Christmas, though, is particularly tricky, because it’s just too easy to forget where your priorities lie.

Luckily, I can help you with this. Last year I was fortunate enough to lunch at Christmas with a veteran headteacher.

“You know,” he said. “You may not believe me, but I used to forget about school on Christmas Day! But then I heard on the radio that song “The Deck of Cards”, in which an American soldier explains to his sergeant how the pack is linked to his beliefs.
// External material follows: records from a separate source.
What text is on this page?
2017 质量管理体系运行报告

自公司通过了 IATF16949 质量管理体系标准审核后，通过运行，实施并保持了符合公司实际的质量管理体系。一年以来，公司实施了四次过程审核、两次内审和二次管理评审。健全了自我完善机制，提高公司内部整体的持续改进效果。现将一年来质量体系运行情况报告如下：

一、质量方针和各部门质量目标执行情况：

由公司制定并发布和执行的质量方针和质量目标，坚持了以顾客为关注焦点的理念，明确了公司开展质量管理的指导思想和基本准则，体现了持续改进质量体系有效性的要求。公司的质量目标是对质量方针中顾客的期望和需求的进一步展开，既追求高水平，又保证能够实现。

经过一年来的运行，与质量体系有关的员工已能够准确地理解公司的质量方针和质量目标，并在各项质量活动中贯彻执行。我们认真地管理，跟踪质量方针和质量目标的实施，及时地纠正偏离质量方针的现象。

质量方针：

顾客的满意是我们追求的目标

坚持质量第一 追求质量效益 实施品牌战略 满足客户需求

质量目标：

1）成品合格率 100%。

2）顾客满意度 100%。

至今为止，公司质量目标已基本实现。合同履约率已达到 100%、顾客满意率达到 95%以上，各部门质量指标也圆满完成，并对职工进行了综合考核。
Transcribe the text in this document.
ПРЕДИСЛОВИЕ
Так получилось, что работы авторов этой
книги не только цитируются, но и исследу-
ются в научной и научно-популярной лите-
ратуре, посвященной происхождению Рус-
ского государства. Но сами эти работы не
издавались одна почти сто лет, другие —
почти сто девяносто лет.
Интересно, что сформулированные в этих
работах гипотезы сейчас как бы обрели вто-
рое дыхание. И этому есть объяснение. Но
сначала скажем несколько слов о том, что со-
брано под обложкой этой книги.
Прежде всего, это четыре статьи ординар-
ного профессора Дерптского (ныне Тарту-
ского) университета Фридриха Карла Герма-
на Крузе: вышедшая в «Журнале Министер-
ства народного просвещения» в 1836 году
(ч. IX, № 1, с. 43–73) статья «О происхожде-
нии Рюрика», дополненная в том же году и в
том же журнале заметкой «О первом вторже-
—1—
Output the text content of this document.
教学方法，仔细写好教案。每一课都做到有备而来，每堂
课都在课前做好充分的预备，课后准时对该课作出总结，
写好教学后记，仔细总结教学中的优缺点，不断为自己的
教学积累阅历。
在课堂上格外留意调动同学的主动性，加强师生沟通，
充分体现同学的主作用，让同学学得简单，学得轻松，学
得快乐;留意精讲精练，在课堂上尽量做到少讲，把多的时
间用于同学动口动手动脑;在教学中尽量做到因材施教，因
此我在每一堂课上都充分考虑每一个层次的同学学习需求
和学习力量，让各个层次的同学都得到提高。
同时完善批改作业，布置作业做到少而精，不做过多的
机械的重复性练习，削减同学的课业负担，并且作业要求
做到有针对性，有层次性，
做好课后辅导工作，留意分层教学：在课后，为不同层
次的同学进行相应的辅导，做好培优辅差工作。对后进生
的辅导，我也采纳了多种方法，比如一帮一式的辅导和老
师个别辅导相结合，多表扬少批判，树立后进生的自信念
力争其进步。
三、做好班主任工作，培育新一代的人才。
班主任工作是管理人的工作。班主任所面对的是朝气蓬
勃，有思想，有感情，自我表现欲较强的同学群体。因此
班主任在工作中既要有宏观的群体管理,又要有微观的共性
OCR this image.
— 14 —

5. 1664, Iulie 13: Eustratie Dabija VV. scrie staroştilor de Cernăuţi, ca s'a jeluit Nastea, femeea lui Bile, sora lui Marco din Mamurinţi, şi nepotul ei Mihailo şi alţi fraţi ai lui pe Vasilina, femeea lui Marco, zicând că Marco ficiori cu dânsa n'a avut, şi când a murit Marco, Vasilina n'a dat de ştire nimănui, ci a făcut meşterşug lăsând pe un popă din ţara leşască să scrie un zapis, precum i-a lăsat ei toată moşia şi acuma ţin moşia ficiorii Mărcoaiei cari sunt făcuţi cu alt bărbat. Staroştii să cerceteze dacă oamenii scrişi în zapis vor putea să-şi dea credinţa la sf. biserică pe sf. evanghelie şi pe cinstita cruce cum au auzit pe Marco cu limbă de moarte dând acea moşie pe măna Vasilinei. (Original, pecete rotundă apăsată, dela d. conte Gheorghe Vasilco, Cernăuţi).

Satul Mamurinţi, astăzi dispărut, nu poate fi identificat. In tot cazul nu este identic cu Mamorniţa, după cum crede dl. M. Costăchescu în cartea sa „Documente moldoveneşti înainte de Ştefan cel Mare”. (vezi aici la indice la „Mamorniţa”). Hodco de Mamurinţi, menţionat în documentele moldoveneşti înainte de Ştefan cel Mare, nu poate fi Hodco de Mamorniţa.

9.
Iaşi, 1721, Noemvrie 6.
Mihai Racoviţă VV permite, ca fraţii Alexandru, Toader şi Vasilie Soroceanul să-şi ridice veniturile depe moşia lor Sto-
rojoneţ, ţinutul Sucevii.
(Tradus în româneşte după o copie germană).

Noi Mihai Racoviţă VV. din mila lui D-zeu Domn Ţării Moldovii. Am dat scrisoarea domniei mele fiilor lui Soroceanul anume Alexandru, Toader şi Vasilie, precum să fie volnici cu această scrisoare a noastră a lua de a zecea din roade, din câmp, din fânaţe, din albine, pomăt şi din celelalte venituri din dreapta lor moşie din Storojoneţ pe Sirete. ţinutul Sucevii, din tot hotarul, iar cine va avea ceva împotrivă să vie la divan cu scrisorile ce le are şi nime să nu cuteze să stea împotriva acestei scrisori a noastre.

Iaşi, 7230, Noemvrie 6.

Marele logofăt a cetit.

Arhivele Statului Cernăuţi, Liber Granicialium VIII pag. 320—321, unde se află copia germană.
The two - the deuce - suggests the Old and New Testaments, the three reminds him of the Holy Trinity, the Queen is the Virgin Mary and so on.”

“Do not tell me,” I exclaimed, “that you have devised a similar conceit with which to remember your headship responsibilities?”

My friend took up a fork with which to point at various items on the table, and proceeded: “When I see the roast potatoes, old friend, crisp, fresh and round, I think of my eager young NQTs, golden with youth on the surface, burgeoning with hot enthusiasm within.

“Then the apple sauce, to me, is the tangy perkiness of a group of Year Nine boys, ready to add a bit of extra bite to the blandness that surrounds them.

“And stuffing, redolent with sage and onion - wisdom and tears - represents both the good sense of my ever-faithful senior admin officer and the number of times she’s brought me budget figures that have made me weep.

“When I see the gravy in its elegant boat, I think of my pension pot, quietly steaming into rich maturity, ready to pour forth a life-enhancing benison upon my sunset years.

“Brussels sprouts, are to me our national curriculum - barely palatable, and yet so essential to our inner health.

“And then, old friend, the turkey itself, in pride of place at the centre of all things, is to me a typical government education policy - nurtured at length in well-fed darkness until slapped triumphantly down, dry, impenetrable and stone dead, upon the table.

“So you see, my dear fellow, my Christmas dinner is my logbook, planning schedule and management information system all in one, and never again will I settle down to my seasonal repast with my duty shamefully forgotten.”